30 septembre 2013 - Aude MARCOVITCH - Libération

C’est une lettre de mécontentement qu’une quinzaine de personnalités européennes, dont des ex-Premiers ministres et ministres des Affaires étrangères - comme Hubert Védrine, Javier Solana, Benita Ferrero-Waldner ou John Burton - ont envoyé à Bruxelles. Leur objectif : faire pression pour que l’Union européenne maintienne à l’agenda la dénonciation de la colonisation israélienne dans les Territoires occupés.
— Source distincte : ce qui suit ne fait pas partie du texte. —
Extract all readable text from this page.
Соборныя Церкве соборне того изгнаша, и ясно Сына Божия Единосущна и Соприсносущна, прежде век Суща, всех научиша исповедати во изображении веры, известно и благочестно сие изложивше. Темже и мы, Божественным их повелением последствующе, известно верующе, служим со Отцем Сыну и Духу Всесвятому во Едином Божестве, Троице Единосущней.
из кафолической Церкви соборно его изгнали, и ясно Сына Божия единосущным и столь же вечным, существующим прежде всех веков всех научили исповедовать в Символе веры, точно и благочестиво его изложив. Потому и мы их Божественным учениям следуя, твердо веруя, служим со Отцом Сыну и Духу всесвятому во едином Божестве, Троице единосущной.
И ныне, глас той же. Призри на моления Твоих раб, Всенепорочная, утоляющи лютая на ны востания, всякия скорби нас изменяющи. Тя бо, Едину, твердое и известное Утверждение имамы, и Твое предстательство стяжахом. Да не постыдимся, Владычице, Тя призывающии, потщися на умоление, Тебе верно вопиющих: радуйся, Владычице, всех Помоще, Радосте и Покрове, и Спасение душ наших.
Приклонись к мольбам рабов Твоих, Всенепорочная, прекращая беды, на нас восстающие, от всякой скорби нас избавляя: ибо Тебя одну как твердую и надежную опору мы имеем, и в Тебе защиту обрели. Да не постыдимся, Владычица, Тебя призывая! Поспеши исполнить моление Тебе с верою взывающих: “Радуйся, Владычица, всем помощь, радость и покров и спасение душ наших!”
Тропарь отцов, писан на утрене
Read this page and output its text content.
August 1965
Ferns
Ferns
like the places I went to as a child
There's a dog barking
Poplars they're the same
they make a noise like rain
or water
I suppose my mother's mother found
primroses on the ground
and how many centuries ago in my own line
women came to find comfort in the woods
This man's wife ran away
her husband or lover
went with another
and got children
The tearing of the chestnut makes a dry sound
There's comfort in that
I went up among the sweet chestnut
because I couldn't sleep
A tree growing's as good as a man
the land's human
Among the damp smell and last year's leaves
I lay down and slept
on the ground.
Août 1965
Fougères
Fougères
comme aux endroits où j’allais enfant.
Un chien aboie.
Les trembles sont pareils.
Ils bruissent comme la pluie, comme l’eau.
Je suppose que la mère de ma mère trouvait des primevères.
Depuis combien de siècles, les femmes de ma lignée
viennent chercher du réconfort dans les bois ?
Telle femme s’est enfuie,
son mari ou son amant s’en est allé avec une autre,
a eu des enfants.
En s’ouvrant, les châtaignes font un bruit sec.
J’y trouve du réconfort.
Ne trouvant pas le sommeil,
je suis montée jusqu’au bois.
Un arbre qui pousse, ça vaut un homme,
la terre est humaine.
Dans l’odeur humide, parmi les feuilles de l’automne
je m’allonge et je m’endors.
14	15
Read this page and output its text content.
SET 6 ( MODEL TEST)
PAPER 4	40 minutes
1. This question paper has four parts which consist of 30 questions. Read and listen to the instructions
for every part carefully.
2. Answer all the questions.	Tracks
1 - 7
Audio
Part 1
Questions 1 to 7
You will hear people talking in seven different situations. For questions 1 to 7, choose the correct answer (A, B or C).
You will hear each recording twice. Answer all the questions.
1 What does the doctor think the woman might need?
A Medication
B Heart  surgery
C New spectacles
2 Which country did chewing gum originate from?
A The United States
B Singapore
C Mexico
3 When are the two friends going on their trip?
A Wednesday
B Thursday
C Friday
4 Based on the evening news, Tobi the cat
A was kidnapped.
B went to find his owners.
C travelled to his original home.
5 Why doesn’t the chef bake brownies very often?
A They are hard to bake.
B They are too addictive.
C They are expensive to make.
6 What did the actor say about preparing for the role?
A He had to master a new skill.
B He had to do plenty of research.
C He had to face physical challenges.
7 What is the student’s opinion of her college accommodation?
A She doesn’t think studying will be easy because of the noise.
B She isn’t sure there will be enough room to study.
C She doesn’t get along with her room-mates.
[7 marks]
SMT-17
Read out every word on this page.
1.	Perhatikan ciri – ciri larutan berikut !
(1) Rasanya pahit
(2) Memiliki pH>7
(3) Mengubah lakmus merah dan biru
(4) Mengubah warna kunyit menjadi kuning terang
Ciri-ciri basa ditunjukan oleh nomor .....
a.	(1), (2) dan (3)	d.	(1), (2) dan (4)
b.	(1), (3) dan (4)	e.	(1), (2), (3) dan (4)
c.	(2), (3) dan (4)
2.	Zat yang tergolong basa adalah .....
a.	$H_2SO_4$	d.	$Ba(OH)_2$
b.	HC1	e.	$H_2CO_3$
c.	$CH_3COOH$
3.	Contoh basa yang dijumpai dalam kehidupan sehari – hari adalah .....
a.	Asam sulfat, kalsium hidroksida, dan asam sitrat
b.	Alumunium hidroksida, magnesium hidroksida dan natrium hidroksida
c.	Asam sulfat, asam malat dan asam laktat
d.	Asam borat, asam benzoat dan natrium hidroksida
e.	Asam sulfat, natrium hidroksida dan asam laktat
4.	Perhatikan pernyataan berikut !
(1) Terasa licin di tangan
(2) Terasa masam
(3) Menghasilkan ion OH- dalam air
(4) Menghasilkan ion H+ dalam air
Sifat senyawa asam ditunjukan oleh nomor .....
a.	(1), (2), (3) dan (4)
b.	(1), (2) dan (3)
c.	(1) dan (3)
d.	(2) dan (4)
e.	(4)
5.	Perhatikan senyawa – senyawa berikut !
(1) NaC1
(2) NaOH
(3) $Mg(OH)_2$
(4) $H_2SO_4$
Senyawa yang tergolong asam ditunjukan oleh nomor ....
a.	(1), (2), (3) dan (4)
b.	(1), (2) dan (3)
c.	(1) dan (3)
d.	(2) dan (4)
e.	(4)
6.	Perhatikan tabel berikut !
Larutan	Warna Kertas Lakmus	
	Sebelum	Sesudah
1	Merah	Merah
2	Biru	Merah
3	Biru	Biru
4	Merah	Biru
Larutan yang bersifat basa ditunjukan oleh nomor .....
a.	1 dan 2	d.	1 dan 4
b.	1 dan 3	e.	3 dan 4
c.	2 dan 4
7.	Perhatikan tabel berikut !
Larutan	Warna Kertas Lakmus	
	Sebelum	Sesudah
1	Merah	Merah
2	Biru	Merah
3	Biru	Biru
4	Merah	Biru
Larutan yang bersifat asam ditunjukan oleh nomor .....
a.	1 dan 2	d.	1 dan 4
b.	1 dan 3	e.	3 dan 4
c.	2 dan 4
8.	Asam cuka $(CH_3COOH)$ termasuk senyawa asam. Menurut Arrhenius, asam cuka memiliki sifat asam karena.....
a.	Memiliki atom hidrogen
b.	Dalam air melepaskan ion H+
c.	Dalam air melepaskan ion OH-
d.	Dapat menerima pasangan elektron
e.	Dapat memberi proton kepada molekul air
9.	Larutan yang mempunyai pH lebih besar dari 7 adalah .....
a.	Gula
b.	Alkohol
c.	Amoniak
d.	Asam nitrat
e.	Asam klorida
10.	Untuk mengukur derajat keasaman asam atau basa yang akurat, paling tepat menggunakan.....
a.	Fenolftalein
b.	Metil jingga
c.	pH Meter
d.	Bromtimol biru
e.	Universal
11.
En juillet, l’UE avait rendu publique une décision impliquant que « tous les accords entre l’Etat d’Israël et l’UE doivent sans équivoque et explicitement indiquer leur inapplicabilité aux Territoires occupés par Israël en 1967 ». Concrètement, cela signifie que tous les projets de coopération, de recherche et développement européens ne seront plus octroyés aux entités israéliennes qui mènent aussi des activités en Cisjordanie, à Jérusalem-Est, sur le plateau du Golan ou à Gaza. Ces nouvelles directives, applicables dès janvier 2014, avaient fait grand bruit au moment de leur publication. Mais depuis, Bruxelles serait en train de faire machine arrière. C’est du moins ce qu’estiment les personnalités responsables de la missive destinée aux ministres des Affaires étrangères de l’Union européenne. « Nous avons relevé, avec une grande préoccupation, des appels à retarder, modifier ou même suspendre les directives de la Commission », estiment-ils. L’Europe doit « respecter son engagement à soutenir les directives et leur entière application par les institutions européennes », insistent les signataires.

Pot commun. La décision européenne avait pris les responsables israéliens par surprise. Elle avait été dénoncée comme un « diktat de l’extérieur sur nos frontières » par le Premier ministre, Benyamin Nétanyahou. Son ministre du Commerce, Naftali Bennett, a récemment proposé qu’Israël se retire tout bonnement du programme européen de coopération scientifique et technologique auquel il participe. Financés grâce à un pot commun où les pays versent leurs contributions pour une période de sept ans, les projets de recherche et développement sont redistribués à tous les Etats membres de ce programme. Seul pays hors du continent européen à en être membre, Israël a payé 600 millions d’euros pour la période de 2006 à 2013 et envisageait de hausser sa participation d’une centaine de millions d’euros l’an prochain. Avec l’ensemble des Etats contributeurs, l’UE prévoit un financement de 80 milliards d’euros pour ce nouveau cycle, baptisé « Horizon 2020 », qui démarre en 2014.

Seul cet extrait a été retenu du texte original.